Assuming a constant population change per year, daily deaths were converted to daily death rates per a 100,000 population. The death rate data were “smoothed” by converting daily rates into 11-day centered moving averages (mean of daily rates over 11 days including the observed day and the 5 days before and after). The 4 years smoothed curves (2005 through 2008) were averaged into a single curve to illustrate an average seasonal behavior in death rates (i.e., day x on the average seasonal behavior curve was the median of the 4 [2005 through 2008] 11-day average values centered on day x). The data were then “deseasonalized” by subtracting from each daily value on the smoothed curve the average value for that day of year, specifically looking for large deviations during the stock market crash. Deseasonalization uncovers observed death rates that deviated from average seasonal behavior. Raw daily death rates were also compared to average seasonal behavior.

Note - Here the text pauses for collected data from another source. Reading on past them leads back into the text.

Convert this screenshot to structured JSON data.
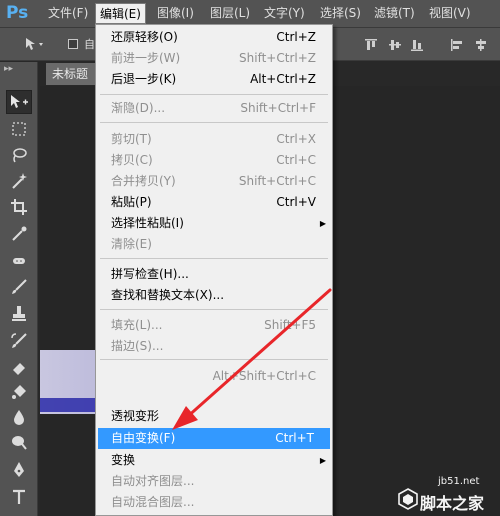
{
  "app": {
    "logo": "Ps"
  },
  "menubar": {
    "items": [
      "文件(F)",
      "编辑(E)",
      "图像(I)",
      "图层(L)",
      "文字(Y)",
      "选择(S)",
      "滤镜(T)",
      "视图(V)"
    ],
    "active_index": 1
  },
  "optionsbar": {
    "auto_select_label": "自"
  },
  "document": {
    "tab_title": "未标题"
  },
  "edit_menu": {
    "items": [
      {
        "label": "还原轻移(O)",
        "shortcut": "Ctrl+Z",
        "enabled": true
      },
      {
        "label": "前进一步(W)",
        "shortcut": "Shift+Ctrl+Z",
        "enabled": false
      },
      {
        "label": "后退一步(K)",
        "shortcut": "Alt+Ctrl+Z",
        "enabled": true
      },
      {
        "label": "渐隐(D)...",
        "shortcut": "Shift+Ctrl+F",
        "enabled": false
      },
      {
        "label": "剪切(T)",
        "shortcut": "Ctrl+X",
        "enabled": false
      },
      {
        "label": "拷贝(C)",
        "shortcut": "Ctrl+C",
        "enabled": false
      },
      {
        "label": "合并拷贝(Y)",
        "shortcut": "Shift+Ctrl+C",
        "enabled": false
      },
      {
        "label": "粘贴(P)",
        "shortcut": "Ctrl+V",
        "enabled": true
      },
      {
        "label": "选择性粘贴(I)",
        "shortcut": "",
        "enabled": true,
        "submenu": true
      },
      {
        "label": "清除(E)",
        "shortcut": "",
        "enabled": false
      },
      {
        "label": "拼写检查(H)...",
        "shortcut": "",
        "enabled": true
      },
      {
        "label": "查找和替换文本(X)...",
        "shortcut": "",
        "enabled": true
      },
      {
        "label": "填充(L)...",
        "shortcut": "Shift+F5",
        "enabled": false
      },
      {
        "label": "描边(S)...",
        "shortcut": "",
        "enabled": false
      },
      {
        "label": "",
        "shortcut": "Alt+Shift+Ctrl+C",
        "enabled": false
      },
      {
        "label": "透视变形",
        "shortcut": "",
        "enabled": true
      },
      {
        "label": "自由变换(F)",
        "shortcut": "Ctrl+T",
        "enabled": true,
        "highlighted": true
      },
      {
        "label": "变换",
        "shortcut": "",
        "enabled": true,
        "submenu": true
      },
      {
        "label": "自动对齐图层...",
        "shortcut": "",
        "enabled": false
      },
      {
        "label": "自动混合图层...",
        "shortcut": "",
        "enabled": false
      }
    ]
  },
  "watermark": {
    "url": "jb51.net",
    "name": "脚本之家"
  },
  "colors": {
    "highlight": "#3399ff",
    "ps_logo": "#58b1f2",
    "arrow": "#e8262a"
  },
  "icons": [
    "move-tool-icon",
    "marquee-icon",
    "lasso-icon",
    "magic-wand-icon",
    "crop-icon",
    "eyedropper-icon",
    "healing-brush-icon",
    "brush-icon",
    "clone-stamp-icon",
    "history-brush-icon",
    "eraser-icon",
    "paint-bucket-icon",
    "blur-icon",
    "dodge-icon",
    "pen-icon",
    "type-icon"
  ]
}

Raw daily death rates were compared in winter (December and January) versus summer (June through September) using nonparametric Wilcoxon 2-sample tests. A p value <0.05 was considered statistically significant.
Results
Raw data are depicted in Figure 1 . There was marked seasonal variation in daily death rates in LA, which is notable for its moderate weather and modest temperature fluctuations ( Figure 2 ). Death rates were higher in winter versus summer including total death (+17%), circulatory death (+24%), coronary heart disease death (+28%), and myocardial infarction death (+38%, p <0.0001 for each). The shape of the annual death rate curves (“U” shape) has not changed since our initial description of this phenomenon for the 1980s.

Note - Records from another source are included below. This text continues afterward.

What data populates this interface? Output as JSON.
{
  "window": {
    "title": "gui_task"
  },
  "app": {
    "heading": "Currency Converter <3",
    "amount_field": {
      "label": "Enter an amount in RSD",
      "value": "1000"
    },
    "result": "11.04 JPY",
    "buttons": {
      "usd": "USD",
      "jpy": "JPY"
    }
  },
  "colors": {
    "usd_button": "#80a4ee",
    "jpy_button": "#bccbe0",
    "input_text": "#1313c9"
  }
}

Although the annual variation in death rates has not changed since the 1980s, the absolute coronary heart disease death rates have decreased since 1985 including from 2005 through 2008 ( Table 1 ).
Year | Coronary Heart Disease Deaths | LA Population | Coronary Heart Disease Death Rate |
---|---|---|---|
1985 | 19,510 | 8,018,210 | 0.243% |
1996 | 16,411 | 9,499,563 | 0.173% |
2005 | 14,365 | 10,219,477 | 0.141% |
2008 | 12,580 | 10,418,695 | 0.121% |
After accounting for seasonal variation, the stock market crash in October 2008 was not associated with an increase in total or cardiac deaths in LA. Figure 3 depicts the raw daily death rates in 2008 superimposed on average seasonal behavior. Figure 4 shows deseasonalized death rates. Severe decreases in the Dow Jones Industrial Average Index, including the large crash in early October 2008, did not correlate with higher than expected death rates (i.e., death rates remained at or below the seasonal average).